Between the way the Hunters run their organisation, and JT's near constant-proximity to family of one manner or another, it does not bode well to go from that type of lifestyle, into what is nothing more than corporate tax write-off (until the Thrashers are sold to an ownership group who gives a fuck) where players are treated as, at best, a commodity. In that situation, the likelihood of not making the M/J-to-NHL jump successfully increases exponentially. I think Rob Schremp (love you sweetie!) is the best example of how a ridiculously great player drafted into the wrong team can result in the steady decline in both attitude and production.

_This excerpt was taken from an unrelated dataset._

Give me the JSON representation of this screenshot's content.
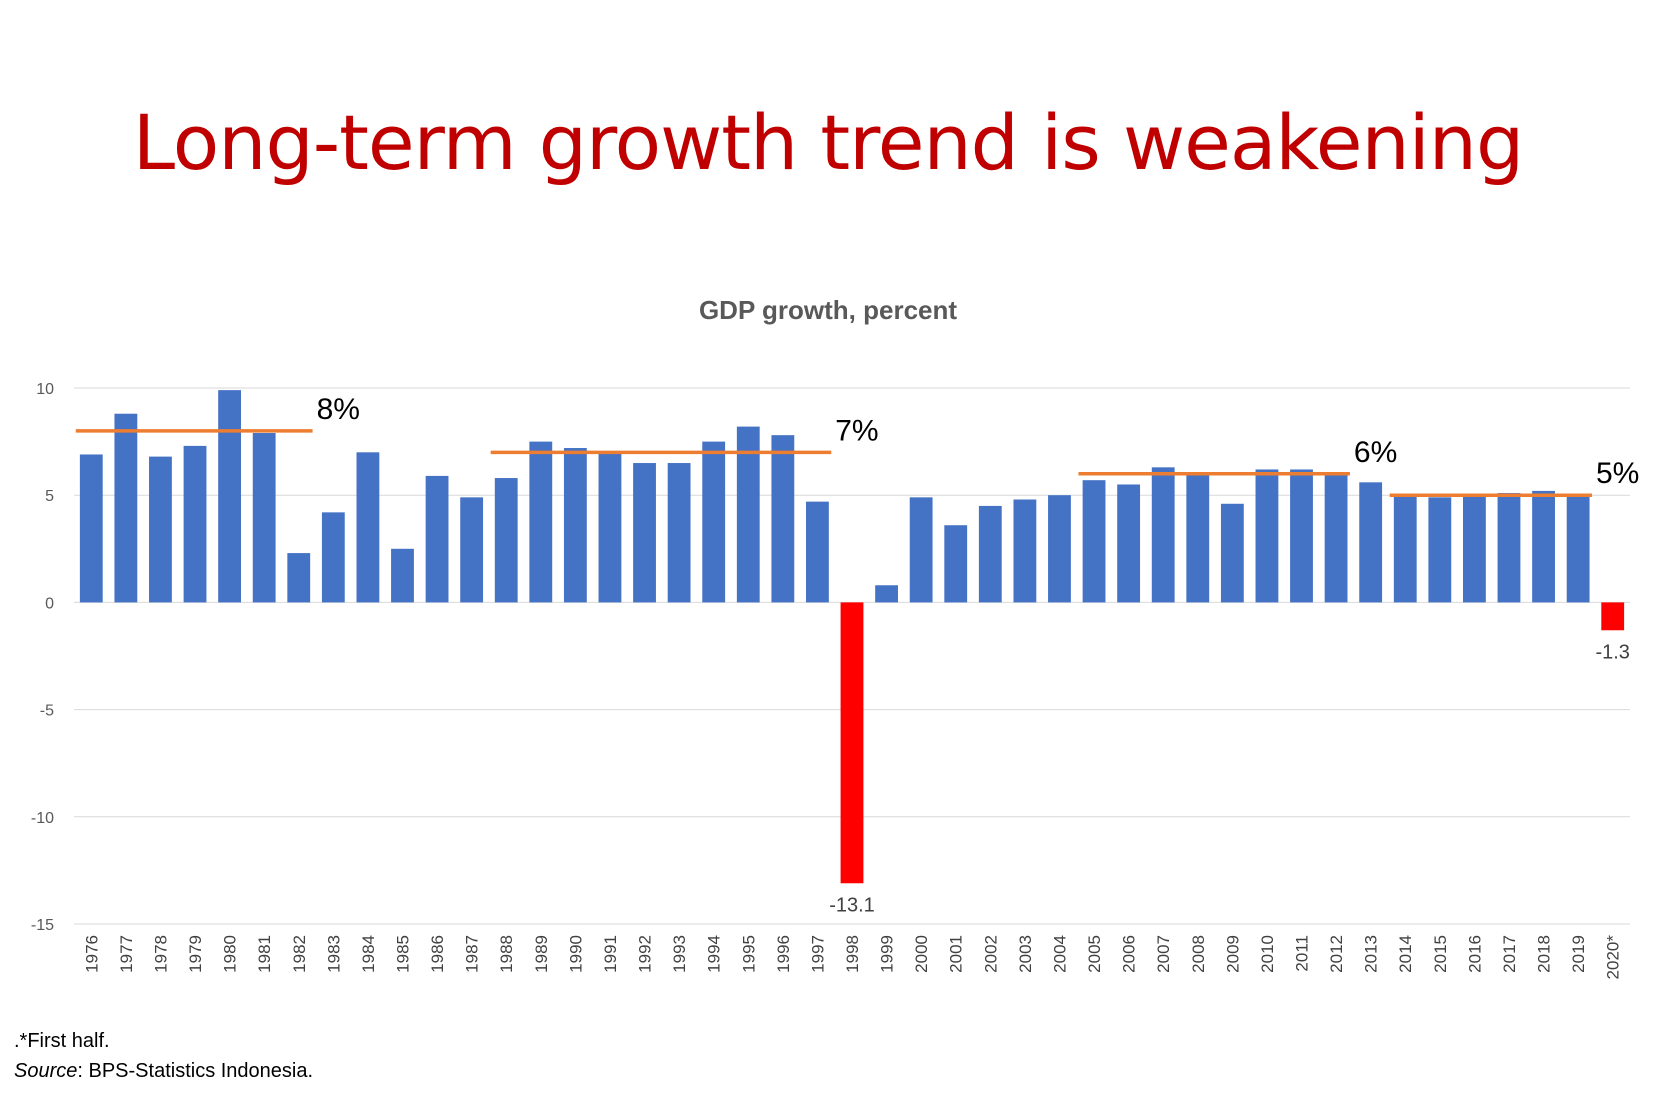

That's not to say Rob was on the level JT is, even though he was an amazing player in Juniors, but it is a perfect example of how a team demanding and expecting perfection can easily ruin a fragile player. JT is a lot tougher, mentally and physically, and he has a lot of the same scrutiny on him as did Sidney Crosby prior to his draft. Going from a world wherein he's the Big Big Fish in the medium sized pond (top news story every night, adoration for him loud and clear, and he's not just enjoyed, but appreciated, encouraged and rewarded) to an enormous ocean of disinterest and ambivalence, will likely result in slower progression into and adjustment to the league, and a slower, and more difficult, acclimation to the utter lack of interest shown in the team by ownership and management, by the media, the city, the NHL on the whole, and in direct correlation, the fans. Not to knock the few die-hard fans Atlanta does have, but I don't think anyone will be soon forgetting either Dan Boyle's extremely public refusal to come to Atlanta, nor sea of empty seats seen by everyone who watches Thrashers home games.
You wanted another example? Sure. How about Kari Lehtonen? Kari was the Sidney Crosby of SM:L when he was drafted and came to North America. Thanks to the critically sharp eye and sharper tongue of Bob Hartley, he is still struggling to live up to the hype that accompanied him being the highest-drafted European goaltender since Olie Kolzig.
Still not convinced? See: Steven Stamkos.
And now that I've written the longest essay since university, I hope everyone came away with something to think about. But just in case you didn't: If a highly touted prospect doesn't pan out in a market that no one cares about - does anyone notice?
All that said, the way the team is trending, they'll climb out of the basement into mediocrity, and be lucky to get one ball in the lottery tumbler. So perhaps this has all been moot. But you asked, I answered, and if I'm wrong, I'm wrong. But it's not too too often I'm wrong. That was cocky wasn't it? Aah well, is what it is.